Las palabras hieren, se clavan en la carne, como si fueran afilados cuchillos. Muerden la epidermis, hasta llegar al hueso, y ahí, igual que las garrapatas o las sanguijuelas, se aferran al dolor y resulta muy difícil arrancarlas de cuajo. Preferimos decir que uno tiene varias adenopatías yugulares, o que le han detectado un carcinoma papilar maligno, o que hay células tumorales campando a sus anchas por el cuerpo. El eufemismo suaviza nuestros oídos para que el lenguaje parezca más elegante, como si fuera un traje de Dolce y Gabbana. Las palabras, igual que los parásitos, condicionan nuestra vida, alteran nuestras conversaciones, redefinen nuestros mensajes.

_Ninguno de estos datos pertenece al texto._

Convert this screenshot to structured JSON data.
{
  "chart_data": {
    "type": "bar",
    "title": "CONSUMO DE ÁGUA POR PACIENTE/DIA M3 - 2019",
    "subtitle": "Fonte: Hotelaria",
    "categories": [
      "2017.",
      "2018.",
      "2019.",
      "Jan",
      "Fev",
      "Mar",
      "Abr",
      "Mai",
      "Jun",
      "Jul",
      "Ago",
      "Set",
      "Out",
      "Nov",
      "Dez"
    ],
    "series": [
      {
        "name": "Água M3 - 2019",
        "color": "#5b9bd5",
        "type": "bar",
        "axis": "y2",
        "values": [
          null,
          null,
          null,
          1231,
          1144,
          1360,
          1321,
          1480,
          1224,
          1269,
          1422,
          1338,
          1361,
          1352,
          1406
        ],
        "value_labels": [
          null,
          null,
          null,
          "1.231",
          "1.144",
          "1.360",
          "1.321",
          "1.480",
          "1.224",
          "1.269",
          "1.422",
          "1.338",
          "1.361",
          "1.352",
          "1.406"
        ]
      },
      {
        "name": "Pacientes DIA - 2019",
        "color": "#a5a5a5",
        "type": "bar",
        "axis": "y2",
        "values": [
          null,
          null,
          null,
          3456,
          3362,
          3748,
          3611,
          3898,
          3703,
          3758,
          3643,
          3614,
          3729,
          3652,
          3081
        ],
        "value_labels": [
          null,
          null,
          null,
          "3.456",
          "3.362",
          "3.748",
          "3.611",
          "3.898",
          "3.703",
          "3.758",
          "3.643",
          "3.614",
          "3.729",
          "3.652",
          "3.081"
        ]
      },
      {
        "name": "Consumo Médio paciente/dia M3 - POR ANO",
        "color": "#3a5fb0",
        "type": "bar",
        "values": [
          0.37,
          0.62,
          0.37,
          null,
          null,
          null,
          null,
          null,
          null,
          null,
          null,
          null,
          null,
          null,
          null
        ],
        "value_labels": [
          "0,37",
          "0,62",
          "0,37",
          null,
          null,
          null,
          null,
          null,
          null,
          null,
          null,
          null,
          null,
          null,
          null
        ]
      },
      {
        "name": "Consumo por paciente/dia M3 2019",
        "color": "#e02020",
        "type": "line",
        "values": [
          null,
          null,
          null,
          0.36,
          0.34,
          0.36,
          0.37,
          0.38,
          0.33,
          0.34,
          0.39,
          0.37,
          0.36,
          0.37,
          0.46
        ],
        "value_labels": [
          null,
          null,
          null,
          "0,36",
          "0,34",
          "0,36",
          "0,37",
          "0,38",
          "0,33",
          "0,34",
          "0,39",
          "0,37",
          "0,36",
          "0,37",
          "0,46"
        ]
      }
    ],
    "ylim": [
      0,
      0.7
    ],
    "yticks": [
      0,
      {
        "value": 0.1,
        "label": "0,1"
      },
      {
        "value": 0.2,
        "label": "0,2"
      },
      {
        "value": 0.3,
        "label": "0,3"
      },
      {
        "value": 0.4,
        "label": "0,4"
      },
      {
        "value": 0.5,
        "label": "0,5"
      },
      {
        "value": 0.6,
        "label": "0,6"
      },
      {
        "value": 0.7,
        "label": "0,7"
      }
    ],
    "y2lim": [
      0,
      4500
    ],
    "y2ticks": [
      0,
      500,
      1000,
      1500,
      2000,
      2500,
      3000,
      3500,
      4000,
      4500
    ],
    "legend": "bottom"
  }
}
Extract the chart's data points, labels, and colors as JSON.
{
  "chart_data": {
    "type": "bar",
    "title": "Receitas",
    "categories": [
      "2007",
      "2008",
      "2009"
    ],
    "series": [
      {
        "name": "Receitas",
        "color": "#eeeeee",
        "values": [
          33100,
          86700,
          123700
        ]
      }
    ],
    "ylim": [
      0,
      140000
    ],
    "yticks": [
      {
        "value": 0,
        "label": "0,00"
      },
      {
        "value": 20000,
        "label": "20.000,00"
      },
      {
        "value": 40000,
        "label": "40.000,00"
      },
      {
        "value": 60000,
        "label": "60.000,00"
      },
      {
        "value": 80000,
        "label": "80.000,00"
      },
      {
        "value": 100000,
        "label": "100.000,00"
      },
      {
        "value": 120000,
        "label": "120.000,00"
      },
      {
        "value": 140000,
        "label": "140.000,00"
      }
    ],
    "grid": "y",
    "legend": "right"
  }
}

El miedo es quizás uno de los factores, por no decir el único, que hace que evitemos usar el vocablo cáncer. Seis letras, de una palabra llana y bisílaba, que nos parte en dos cuando la oímos por boca del especialista en oncología. Tengo cáncer, como quien tiene un inquilino que se cuela en tu casa, que la pone patas arriba, que desordena las habitaciones y no te deja dormir. Un inquilino maleducado, que aunque no haga ruido, y apenas si notes su presencia por el pasillo, destruye las paredes, descuelga las fotografías y no tiene piedad.
Más de un año me ha costado que la palabra cáncer saliera por mi garganta, que mi boca la nombrara, aunque al hacerlo se me encogiera el estómago y me temblaran las piernas. El cáncer ha hecho que observe la vida con los mismos ojos pero de otra forma, que sea capaz de vislumbrar los verdaderos colores que me importan, las cosas que merecen la pena, que sea consciente que aprovechar el tiempo es lo único que verdaderamente tiene sentido.
Nos quedan demasiados libros que leer, demasiadas llamadas pendientes que hacer, demasiados abrazos que dar, y sobre todo, nos quedan demasiados sueños por cumplir y ninguna palabra va a impedir que los cumpla.